The tl;dr: is that HomeKit views the world as if the dimmer level is independent from if the light is on. Which in some ways is nice. All of my physical (wave) switches remember their last level themselves, and when you turn them on locally will return to that last level. I wish that I was able to “preset” that level without the light’s actually coming on (i.e. after midnight, lights will come on to 20% brightness when activated, rather than the 100% that they were last used at earlier this evening). In HomeKit’s paradigm, this could actually work. But the flip side is any device that can’t remember its prior level must interpret an “on” command as “go to 100%”. This is how OpenHAB is designed - it doesn’t rely on persistence, so it allows DimmerItems to receive ON or a specific percentage, and just passes that on to the binding (or if there is no binding, i.e. a proxy item, interprets it as setting it to 100%). This actually works great for my switches - I can send them ON from OpenHAB, and in the log I’ll see “received command ON; predicted to become ON; changed to 100; changed to 27”. I.e. it forwarded the ON message as-is, then checked the state of the switch and said “hey, it actually went to 27%! woohoo!” (the “changed to 100” never actually happened. That was just the OpenHAB assuming an ON will set it to 100% and updating the internal state of the item before the binding could update the state to match reality). Unfortunately, this totally conflicts with HomeKit’s view. HomeKit thinks I need to turn the switch ON and to a specific percent. For most of my switches, this isn’t a problem - when they receive an ON and they’re already ON, they just ignore it. Then they receive the specific % to go to, and start dimming in that direction. No strobing.

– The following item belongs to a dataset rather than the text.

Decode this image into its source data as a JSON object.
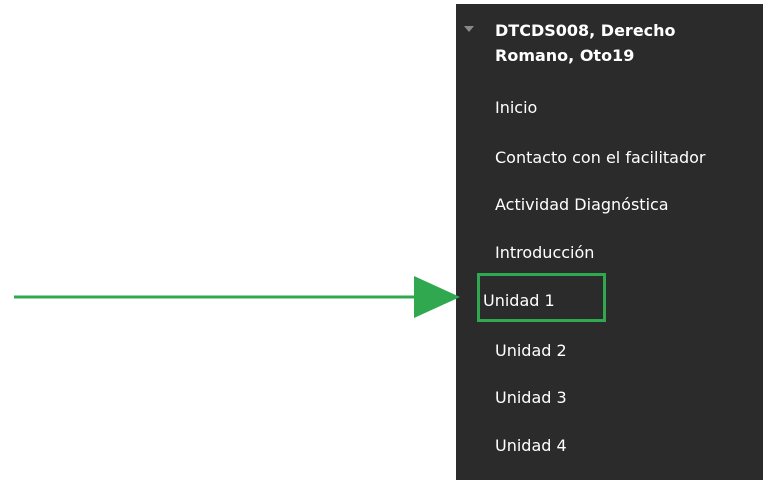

It sounds like your switches interpret an ON as “go to 100%”, so when sliding the dimmer around in HomeKit, they strobe switching between 100% and the actual target very quickly. Normally I’d say “well, get smarter switches that can remember their state.” That’s probably not practical. Next I would say "well, OpenHAB supports persistence, it’d be awesome if there was an option to interpret “ON” as “return to last state” automatically, within the framework. That would get your switches to behave like mine.

BUT… even if OpenHAB core were to do that, that would still leave a problem that annoys me: when the switch is off, and I turn it on in HomeKit, it always goes to 100% (ON and 100% are both sent). No way to solve that except for within the HomeKit add-on itself. So… while I’m solving that, I’ll solve your problem for you generically too, because they’re the same fundamentally. My intention is that if in a single request, an ON and a percent target are received, check the current state of the item. If it’s OFF, drop the percent target, and only pass through the ON command – allowing my switches to do their thing and return to their prior state. If it’s already ON (anything non-zero), drop the ON, and only pass through the percent – allowing your switches to not strobe (and actually improving the amount of traffic on my zwave network, because the superfluous message will now be dropped in OpenHAB, instead of by my end device).

I can’t promise when I’ll have this done, but hopefully within the next week or two. I actually have a proxy item controlling a non-zwave device experiencing some amount of strobing like you have, so I want it for that scenario too (funny story, the item is actually a zwave item, but it’s not directly connected to a load; instead it just uses rules to pass on whatever HomeKit or physical acting on the switch does to another service that actually controls the load). I just have lots of items on my openhab todo list (and real life todo list!), that I may have to do first.